Surabaya perlu kembali memperketat penerapan protokol kesehatan.
Windhu terus mengingatkan, pentingnya aparatur pemerintah dan masyarakat mematuhi protokol kesehatan guna mencegah penularan. Kembalinya Surabaya ke zona merah menjadi bukti kurangnya pengawasan dan pengetatan dalam pengendalian serta penanganan wabah Covid-19.
Dalam paparan di Balai Kota Surabaya bersama tim ahli tentang survei pencegahan dan pengendalian Covid-19 di Jatim, Rabu (12/8/2020) malam lalu, Windhu mengatakan, Surabaya dalam zona jingga, sedangkan daerah tetangga, yakni Sidoarjo zona merah. Situasi itu harus diwaspadai sebab pergerakan warga Surabaya-Sidoarjo dan dengan daerah sekitar (Gresik, Mojokerto, Lamongan, Bangkalan, bahkan Malang cukup tinggi).
Daerah sekitar dengan status risiko lebih aman daripada Surabaya bisa memburuk. Namun, sebaliknya, Surabaya bisa memburuk akibat interaksi dengan daerah terdekat yang status risikonya lebih tinggi. Untuk itu, Surabaya dan megakawasan di sekelilingnya patut bergerak bersama-sama dalam pengendalian dan penanganan wabah.
Wali Kota Surabaya Tri Rismaharini mengatakan, akan berupaya keras agar situasi wabah tidak memburuk. Dengan demikian, warga bisa beraktivitas kembali meski harus diwajibkan menaati protokol kesehatan.
Risma meminta warga dan seluruh komponen yang beraktivitas di Surabaya untuk disiplin menerapkan protokol kesehatan. ”Kasus positif Covid-19 yang baru ada yang dari guru, karyawan perusahaan, dan juga pengunjung tempat keramaian seperti warung dan swalayan,” katanya.
Kepala Badan Penanggulangan Bencana dan Perlindungan Masyarakat Kota Surabaya Irvan Widyanto selaku Wakil Sekretaris Gugus Tugas Covid-19 meminta seluruh warga yang beraktivitas di Surabaya untuk berhati-hati dan disiplin menerapkan protokol kesehatan.
Patuhlah untuk selalu berpelindung diri (masker, sarung tangan, pelindung wajah, atau kacamata) saat beraktivitas di luar rumah, rutin cuci tangan dengan sabun dan air bersih, membawa dan memakai penyanitasi tangan, jaga jarak fisik, dan sebisa mungkin menghindari kerumuman.
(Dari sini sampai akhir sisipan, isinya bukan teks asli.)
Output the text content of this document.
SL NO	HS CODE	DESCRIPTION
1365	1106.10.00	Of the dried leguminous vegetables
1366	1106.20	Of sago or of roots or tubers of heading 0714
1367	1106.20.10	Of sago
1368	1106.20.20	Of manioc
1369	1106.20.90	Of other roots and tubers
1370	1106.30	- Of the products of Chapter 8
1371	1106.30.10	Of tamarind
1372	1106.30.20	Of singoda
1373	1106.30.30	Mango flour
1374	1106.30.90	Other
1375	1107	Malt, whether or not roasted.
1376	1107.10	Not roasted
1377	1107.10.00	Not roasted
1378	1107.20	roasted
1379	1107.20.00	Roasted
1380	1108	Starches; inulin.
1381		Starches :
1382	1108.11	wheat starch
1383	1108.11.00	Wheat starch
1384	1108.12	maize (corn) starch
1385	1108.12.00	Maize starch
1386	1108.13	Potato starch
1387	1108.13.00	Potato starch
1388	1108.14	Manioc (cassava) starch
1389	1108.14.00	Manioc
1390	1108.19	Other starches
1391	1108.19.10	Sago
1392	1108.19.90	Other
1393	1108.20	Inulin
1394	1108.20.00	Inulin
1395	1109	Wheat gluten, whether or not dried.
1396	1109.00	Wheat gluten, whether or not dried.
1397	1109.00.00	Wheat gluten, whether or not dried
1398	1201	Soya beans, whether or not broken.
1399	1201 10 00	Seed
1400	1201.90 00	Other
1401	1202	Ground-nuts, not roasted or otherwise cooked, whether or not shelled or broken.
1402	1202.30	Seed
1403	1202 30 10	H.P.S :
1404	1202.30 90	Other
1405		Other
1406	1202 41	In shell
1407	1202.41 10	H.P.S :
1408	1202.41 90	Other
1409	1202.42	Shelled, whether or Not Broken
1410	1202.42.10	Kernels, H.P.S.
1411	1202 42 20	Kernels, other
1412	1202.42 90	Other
Konsumsi pangan yang bergizi dan ditambah vitamin. Setiap setelah beraktivitas dan setiba di rumah, sebaiknya segera membersihkan diri dan berganti pakaian dengan yang bersih. Kebersihan rumah dan lingkungan sekitar patut selalu diperhatikan dan dijaga.
”Wabah belum selesai, tolong disiplin protokol kesehatan. Ayo, biasakan yang tidak biasa,” pungkas Irvan.
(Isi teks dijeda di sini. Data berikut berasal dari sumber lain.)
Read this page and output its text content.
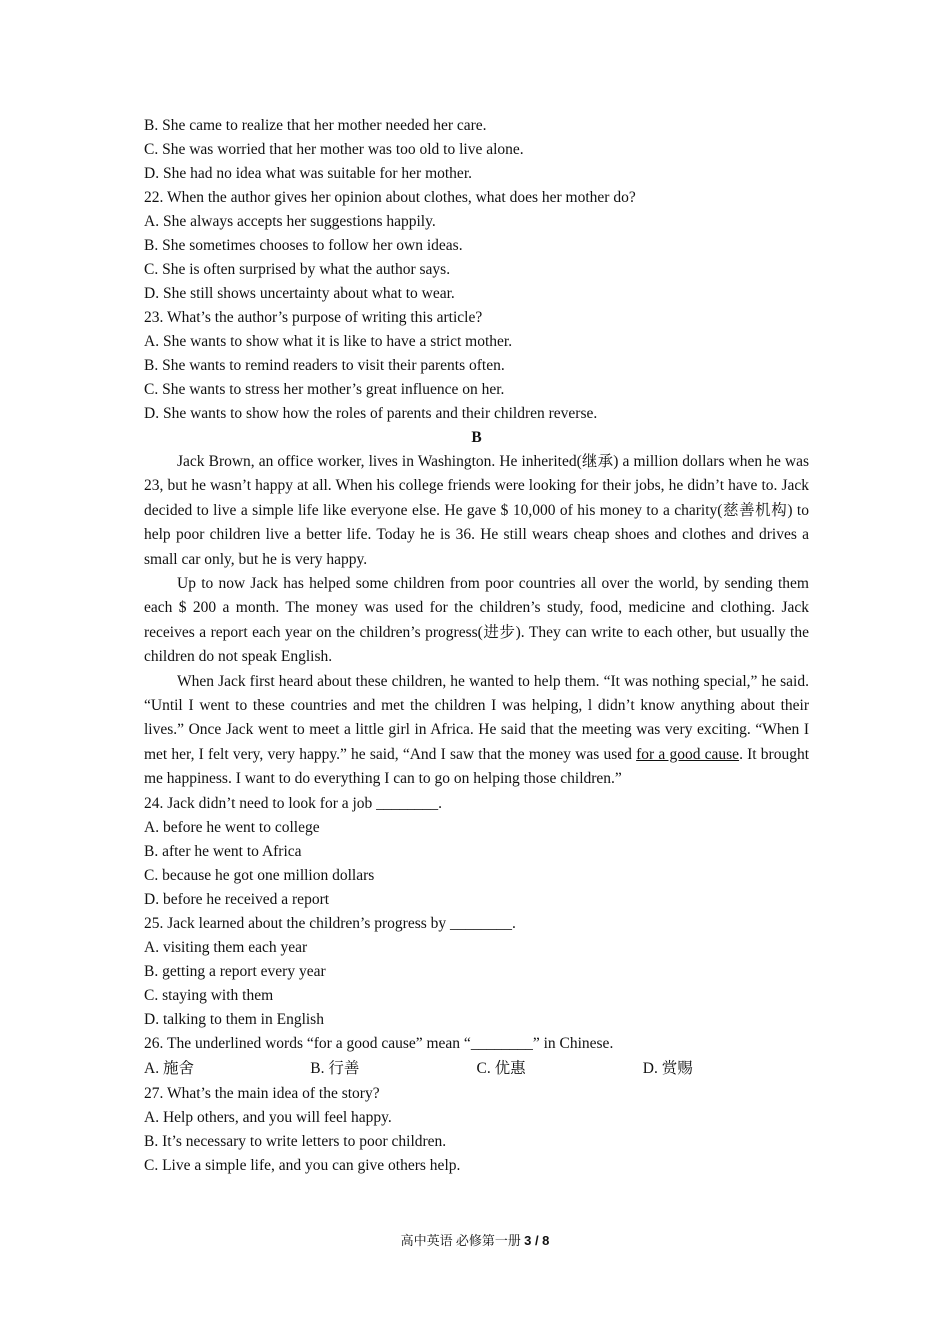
B. She came to realize that her mother needed her care.
C. She was worried that her mother was too old to live alone.
D. She had no idea what was suitable for her mother.
22. When the author gives her opinion about clothes, what does her mother do?
A. She always accepts her suggestions happily.
B. She sometimes chooses to follow her own ideas.
C. She is often surprised by what the author says.
D. She still shows uncertainty about what to wear.
23. What’s the author’s purpose of writing this article?
A. She wants to show what it is like to have a strict mother.
B. She wants to remind readers to visit their parents often.
C. She wants to stress her mother’s great influence on her.
D. She wants to show how the roles of parents and their children reverse.
B

Jack Brown, an office worker, lives in Washington. He inherited(继承) a million dollars when he was 23, but he wasn’t happy at all. When his college friends were looking for their jobs, he didn’t have to. Jack decided to live a simple life like everyone else. He gave $ 10,000 of his money to a charity(慈善机构) to help poor children live a better life. Today he is 36. He still wears cheap shoes and clothes and drives a small car only, but he is very happy.

Up to now Jack has helped some children from poor countries all over the world, by sending them each $ 200 a month. The money was used for the children’s study, food, medicine and clothing. Jack receives a report each year on the children’s progress(进步). They can write to each other, but usually the children do not speak English.

When Jack first heard about these children, he wanted to help them. “It was nothing special,” he said. “Until I went to these countries and met the children I was helping, l didn’t know anything about their lives.” Once Jack went to meet a little girl in Africa. He said that the meeting was very exciting. “When I met her, I felt very, very happy.” he said, “And I saw that the money was used for a good cause. It brought me happiness. I want to do everything I can to go on helping those children.”

24. Jack didn’t need to look for a job ________.
A. before he went to college
B. after he went to Africa
C. because he got one million dollars
D. before he received a report
25. Jack learned about the children’s progress by ________.
A. visiting them each year
B. getting a report every year
C. staying with them
D. talking to them in English
26. The underlined words “for a good cause” mean “________” in Chinese.
A. 施舍	B. 行善	C. 优惠	D. 赏赐
27. What’s the main idea of the story?
A. Help others, and you will feel happy.
B. It’s necessary to write letters to poor children.
C. Live a simple life, and you can give others help.
高中英语 必修第一册 3 / 8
Dalam konteks hukum, Risma telah menandatangani Peraturan Wali Kota Surabaya Nomor 33 Tahun 2020 sebagai perubahan regulasi Nomor 28 Tahun 2020 tentang Pedoman Tatanan Normal Baru pada Kondisi Pandemi Covid-19 di Kota Surabaya. Meski disosialisasikan dan ada penegakan oleh tim terpadu keamanan (Polri, TNI, dan Satpol PP), regulasi tadi juga dalam pembahasan untuk direvisi kembali. Perbaikan mencoba mengakomodasi tuntutan kalangan masyarakat yang keberatan.
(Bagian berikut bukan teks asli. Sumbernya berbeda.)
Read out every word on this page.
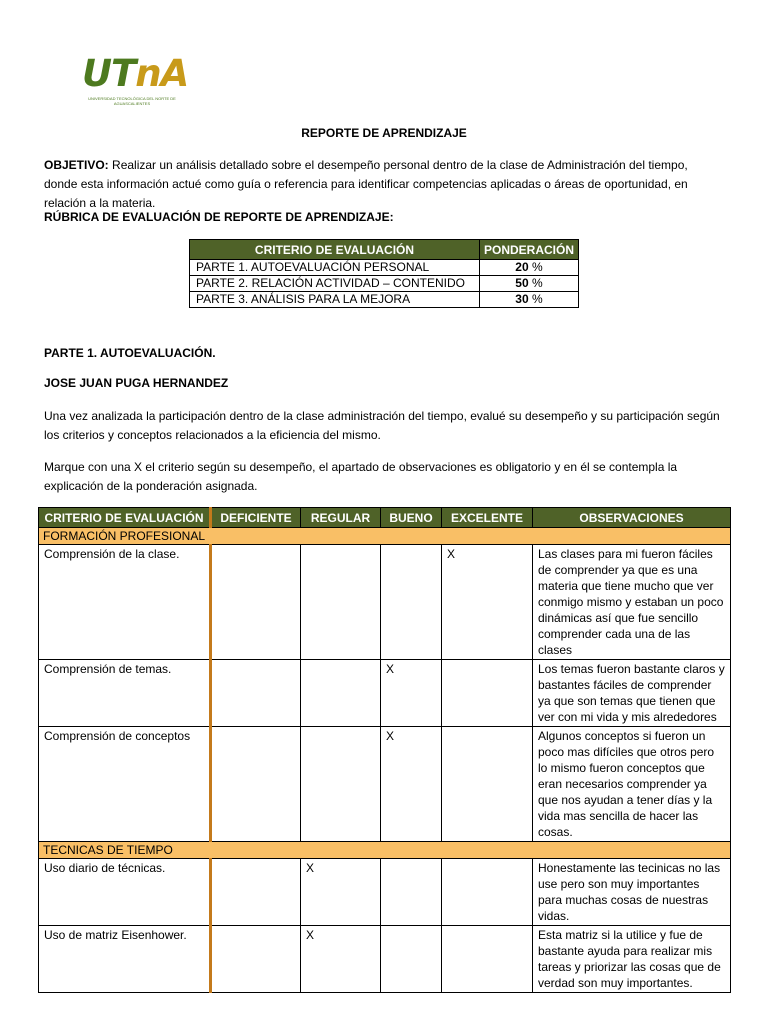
UTnA
UNIVERSIDAD TECNOLÓGICA DEL NORTE DE AGUASCALIENTES
REPORTE DE APRENDIZAJE
OBJETIVO: Realizar un análisis detallado sobre el desempeño personal dentro de la clase de Administración del tiempo, donde esta información actué como guía o referencia para identificar competencias aplicadas o áreas de oportunidad, en relación a la materia.
RÚBRICA DE EVALUACIÓN DE REPORTE DE APRENDIZAJE:
CRITERIO DE EVALUACIÓN	PONDERACIÓN
PARTE 1. AUTOEVALUACIÓN PERSONAL	20 %
PARTE 2. RELACIÓN ACTIVIDAD – CONTENIDO	50 %
PARTE 3. ANÁLISIS PARA LA MEJORA	30 %
PARTE 1. AUTOEVALUACIÓN.
JOSE JUAN PUGA HERNANDEZ
Una vez analizada la participación dentro de la clase administración del tiempo, evalué su desempeño y su participación según los criterios y conceptos relacionados a la eficiencia del mismo.
Marque con una X el criterio según su desempeño, el apartado de observaciones es obligatorio y en él se contempla la explicación de la ponderación asignada.
CRITERIO DE EVALUACIÓN	DEFICIENTE	REGULAR	BUENO	EXCELENTE	OBSERVACIONES
FORMACIÓN PROFESIONAL					
Comprensión de la clase.				X	Las clases para mi fueron fáciles de comprender ya que es una materia que tiene mucho que ver conmigo mismo y estaban un poco dinámicas así que fue sencillo comprender cada una de las clases
Comprensión de temas.			X		Los temas fueron bastante claros y bastantes fáciles de comprender ya que son temas que tienen que ver con mi vida y mis alrededores
Comprensión de conceptos			X		Algunos conceptos si fueron un poco mas difíciles que otros pero lo mismo fueron conceptos que eran necesarios comprender ya que nos ayudan a tener días y la vida mas sencilla de hacer las cosas.
TECNICAS DE TIEMPO					
Uso diario de técnicas.		X			Honestamente las tecinicas no las use pero son muy importantes para muchas cosas de nuestras vidas.
Uso de matriz Eisenhower.		X			Esta matriz si la utilice y fue de bastante ayuda para realizar mis tareas y priorizar las cosas que de verdad son muy importantes.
Sebagai upaya untuk menekan wabah, Surabaya pernah memberlakukan pembatasan sosial berskala besar (PSBB) selama 42 hari atau kurun 28 April-8 Juni 2020. PSBB tidak diperpanjang lagi karena banyak keluhan warga yang merasa ”menderita”. Keluhan amat terkait dengan urusan perut atau ekonomi yang sejatinya tulang punggung kehidupan warga Surabaya. Penerapan PSBB juga berlaku di Sidoarjo dan Gresik yang bertetangga dengan Surabaya.
Catatan Kompas, PSBB Surabaya Raya ketika itu kurang mendapat apresiasi atau dukungan publik. Kepatuhan masyarakat untuk menerapkan protokol kesehatan dalam masa wabah belum maksimal. Selama PSBB tercatat 22.000 pelanggaran yang didominasi oleh ketidakpatuhan warga memakai pelindung diri, terutama masker. Padahal, masker diyakini lumayan efektif mencegah penularan virus korona dari cipratan cairan tubuh seseorang yang berada dalam jarak dekat.